William has taken to having tantrums lately. He has a number of demands: "Tar! Tar" (guitar) "wacum!" (vacuum) "a-ting!" (painting) and "ay-do" (play doh), are the most prevalent. When I say no, he stamps his feet and screams. Which may well be a picture of original sin. He wants what he wants and he wants it now, no matter whether it's good for him or good for those around him.

And yet there's another strain at work in him as well. Take, for instance, a few nights ago, when we sat down to dinner (Penny was at her grandmother's house, so William had center stage). "Pay," he said, and held out his hands (pray). We asked if he wanted to start the prayer. "Tak oo Fadah" (thank you Father...). He sang the whole thing (in his own way). Or then there is his great desire to "help out" around the house. He stands on tiptoes and reaches to "help" me put clothes in the washing machine. He totters around the kitchen, broom in hand, "sweeping the floor."
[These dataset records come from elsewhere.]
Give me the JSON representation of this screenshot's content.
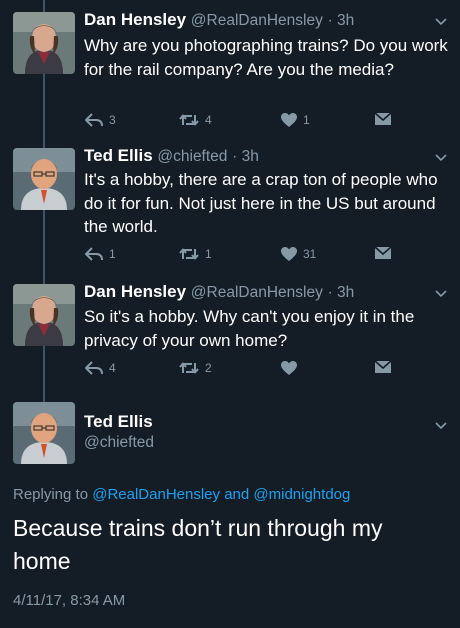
{
  "colors": {
    "background": "#141d26",
    "text_primary": "#ffffff",
    "text_secondary": "#8899a6",
    "link": "#1da1f2",
    "thread_line": "#3d5466"
  },
  "tweets": [
    {
      "display_name": "Dan Hensley",
      "handle": "@RealDanHensley",
      "time": "· 3h",
      "text": "Why are you photographing trains? Do you work for the rail company? Are you the media?",
      "replies": "3",
      "retweets": "4",
      "likes": "1",
      "avatar_icon": "dan-hensley-avatar"
    },
    {
      "display_name": "Ted Ellis",
      "handle": "@chiefted",
      "time": "· 3h",
      "text": "It's a hobby, there are a crap ton of people who do it for fun. Not just here in the US but around the world.",
      "replies": "1",
      "retweets": "1",
      "likes": "31",
      "avatar_icon": "ted-ellis-avatar"
    },
    {
      "display_name": "Dan Hensley",
      "handle": "@RealDanHensley",
      "time": "· 3h",
      "text": "So it's a hobby. Why can't you enjoy it in the privacy of your own home?",
      "replies": "4",
      "retweets": "2",
      "likes": "",
      "avatar_icon": "dan-hensley-avatar"
    }
  ],
  "focused": {
    "display_name": "Ted Ellis",
    "handle": "@chiefted",
    "replying_prefix": "Replying to",
    "replying_to_1": "@RealDanHensley",
    "replying_and": "and",
    "replying_to_2": "@midnightdog",
    "text": "Because trains don’t run through my home",
    "timestamp": "4/11/17, 8:34 AM",
    "avatar_icon": "ted-ellis-avatar"
  },
  "icons": {
    "reply": "reply-icon",
    "retweet": "retweet-icon",
    "like": "heart-icon",
    "dm": "envelope-icon",
    "more": "chevron-down-icon"
  }
}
But it goes farther than having learned a prayer and a cleaning routine. William actually cares about others too. So when our cat threw up the other day, he ran to me, his little forehead furrowed, and said, "Kitty sick!" Or when Penny gets put in time out for clocking him on the head, he runs over to her and gives her a hug.

Sinful through and through?

There is a deep vein of self-centeredness that runs through each and every one of our hearts from the moment we are born (the moment of conception, perhaps). But there is also this deep vein of compassion and goodness and beauty in each of us. The writer of Genesis called it the "image of God." Broken and beautiful, from the start.

And my job as a mother is to point them to the one who can heal the brokenness, and call forth the beauty.